Terri Spigelmyer. (Photo provided)

Terri Spigelmyer. (Photo provided)

Pay It Forward: Instilling volunteerism in the next generation

We hope to have instilled in our children empathy, cultural awareness, long-term planning and the selflessness of helping others

Recently in preparing to move from my office of 21 years, I was tasked with sorting through various file cabinets and happened upon a bright yellow folder filled with correspondence to my mother-in-law, who has since passed. Mary had printed and saved all of my email journals from our family’s trips abroad. And that set me thinking about whether our volunteerism was more about helping others or about teaching our children the value of charitable giving. Was the journey the travel itself, or was the journey the seed planted at home and abroad as a volunteer?

Throughout our children’s minority, Andy and I volunteered for nonprofit organizations in foreign countries to share our expertise, and to learn. The first volunteer locale was a year in India when our three children were ages 6, 7 and 9. As I read through those journals anew, memories of joy as well as hardship flood back: the joys of walking in the actual footsteps of history, the victory of some small cultural understanding, or watching our young children acclimate with ease, as a contrast to the abject poverty, poor nutrition, pollution and unclean drinking water.

While Andy worked full-time in Dharamsala, India, documenting human rights abuses in the Tibetan refugee community, the kids shared their daily learning space with Tibetan monks who wished to learn English and a young, impoverished Indian girl who did not attend school. There, the children followed Tibetan teachings and examples of compassionate giving, including daily trips around the temple to spin the prayer wheels.

India was perhaps the most profound of volunteer experiences, but by volunteering ever since, home and abroad, we hope to have instilled in our children empathy, cultural awareness, long-term planning and the selflessness of helping others.

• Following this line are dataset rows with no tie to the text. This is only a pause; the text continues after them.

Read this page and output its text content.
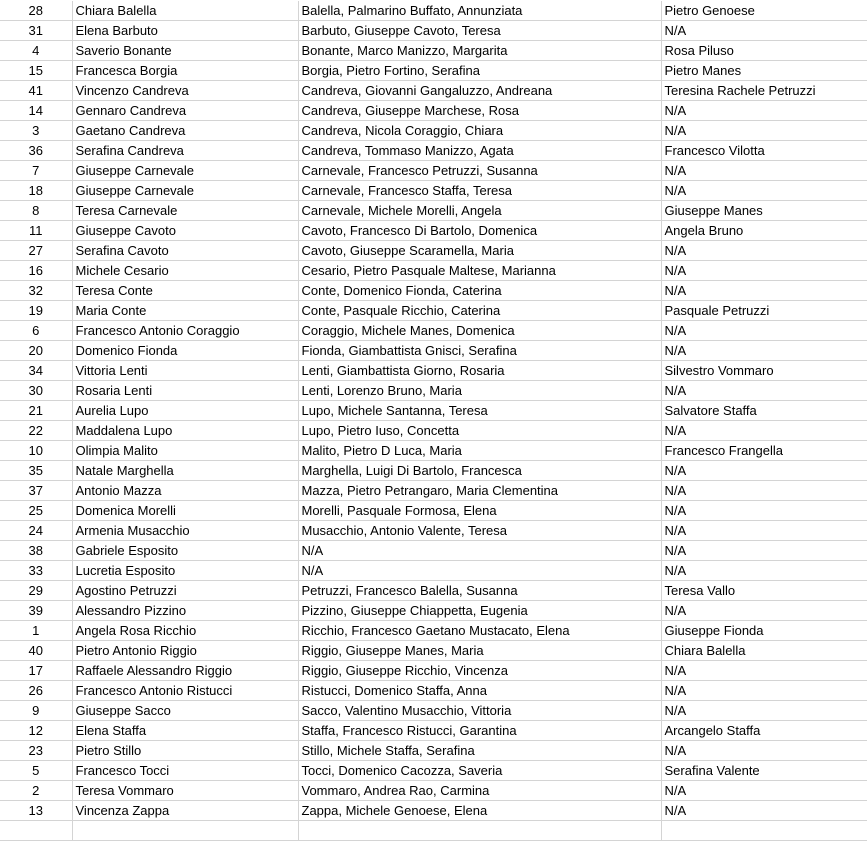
28	Chiara Balella	Balella, Palmarino Buffato, Annunziata	Pietro Genoese
31	Elena Barbuto	Barbuto, Giuseppe Cavoto, Teresa	N/A
4	Saverio Bonante	Bonante, Marco Manizzo, Margarita	Rosa Piluso
15	Francesca Borgia	Borgia, Pietro Fortino, Serafina	Pietro Manes
41	Vincenzo Candreva	Candreva, Giovanni Gangaluzzo, Andreana	Teresina Rachele Petruzzi
14	Gennaro Candreva	Candreva, Giuseppe Marchese, Rosa	N/A
3	Gaetano Candreva	Candreva, Nicola Coraggio, Chiara	N/A
36	Serafina Candreva	Candreva, Tommaso Manizzo, Agata	Francesco Vilotta
7	Giuseppe Carnevale	Carnevale, Francesco Petruzzi, Susanna	N/A
18	Giuseppe Carnevale	Carnevale, Francesco Staffa, Teresa	N/A
8	Teresa Carnevale	Carnevale, Michele Morelli, Angela	Giuseppe Manes
11	Giuseppe Cavoto	Cavoto, Francesco Di Bartolo, Domenica	Angela Bruno
27	Serafina Cavoto	Cavoto, Giuseppe Scaramella, Maria	N/A
16	Michele Cesario	Cesario, Pietro Pasquale Maltese, Marianna	N/A
32	Teresa Conte	Conte, Domenico Fionda, Caterina	N/A
19	Maria Conte	Conte, Pasquale Ricchio, Caterina	Pasquale Petruzzi
6	Francesco Antonio Coraggio	Coraggio, Michele Manes, Domenica	N/A
20	Domenico Fionda	Fionda, Giambattista Gnisci, Serafina	N/A
34	Vittoria Lenti	Lenti, Giambattista Giorno, Rosaria	Silvestro Vommaro
30	Rosaria Lenti	Lenti, Lorenzo Bruno, Maria	N/A
21	Aurelia Lupo	Lupo, Michele Santanna, Teresa	Salvatore Staffa
22	Maddalena Lupo	Lupo, Pietro Iuso, Concetta	N/A
10	Olimpia Malito	Malito, Pietro D Luca, Maria	Francesco Frangella
35	Natale Marghella	Marghella, Luigi Di Bartolo, Francesca	N/A
37	Antonio Mazza	Mazza, Pietro Petrangaro, Maria Clementina	N/A
25	Domenica Morelli	Morelli, Pasquale Formosa, Elena	N/A
24	Armenia Musacchio	Musacchio, Antonio Valente, Teresa	N/A
38	Gabriele Esposito	N/A	N/A
33	Lucretia Esposito	N/A	N/A
29	Agostino Petruzzi	Petruzzi, Francesco Balella, Susanna	Teresa Vallo
39	Alessandro Pizzino	Pizzino, Giuseppe Chiappetta, Eugenia	N/A
1	Angela Rosa Ricchio	Ricchio, Francesco Gaetano Mustacato, Elena	Giuseppe Fionda
40	Pietro Antonio Riggio	Riggio, Giuseppe Manes, Maria	Chiara Balella
17	Raffaele Alessandro Riggio	Riggio, Giuseppe Ricchio, Vincenza	N/A
26	Francesco Antonio Ristucci	Ristucci, Domenico Staffa, Anna	N/A
9	Giuseppe Sacco	Sacco, Valentino Musacchio, Vittoria	N/A
12	Elena Staffa	Staffa, Francesco Ristucci, Garantina	Arcangelo Staffa
23	Pietro Stillo	Stillo, Michele Staffa, Serafina	N/A
5	Francesco Tocci	Tocci, Domenico Cacozza, Saveria	Serafina Valente
2	Teresa Vommaro	Vommaro, Andrea Rao, Carmina	N/A
13	Vincenza Zappa	Zappa, Michele Genoese, Elena	N/A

Notably, after every immersion in a foreign culture, the return to Homer was ever sweeter, with a greater appreciation for the richness of our local volunteer community.

Now, 22 years after our first stint in India, we are grandparents who are lucky to have a granddaughter living in Homer — a new generation who will benefit from the volunteers of the past. I relish the opportunities available to my granddaughter created by decades of volunteerism from individuals with creative, thoughtful and selfless foresight. Like her mother before her, my granddaughter will enjoy marine science exploration and learn about the creatures under the dock. She will have multiple options to explore art in its every form and medium.

She will learn stewardship of our natural environment, and the value of wetland and resource preservation. She will have outdoor adventures and learn to ski. She will have library resources, programs and projects that will foster her curiosity. And all along her youthful journey, our granddaughter will encounter Homer’s volunteer backbone, the drivers of our economic engine, the givers … of their time, of their energy, of their expertise and maybe of their financial support. And if we are lucky, she will volunteer as well.

And in occasionally failing, I hope that she and our children will learn the wisdom of T.S. Elliott, who once wrote, “If we take the widest and wisest view of a Cause, there is no such thing as a Lost Cause, because there is no such thing as a Gained Cause. We fight for lost causes because we know that our defeat and dismay may be the preface to our successors’ victory, though that victory itself will be temporary; we fight rather keep something alive than in the expectation that it will triumph.”

Thank you to all the volunteers that have planted seeds, both for my family and our community.

Terri Spigelmyer and her husband have been attorneys in Homer for 30 years, and have raised three children in Homer.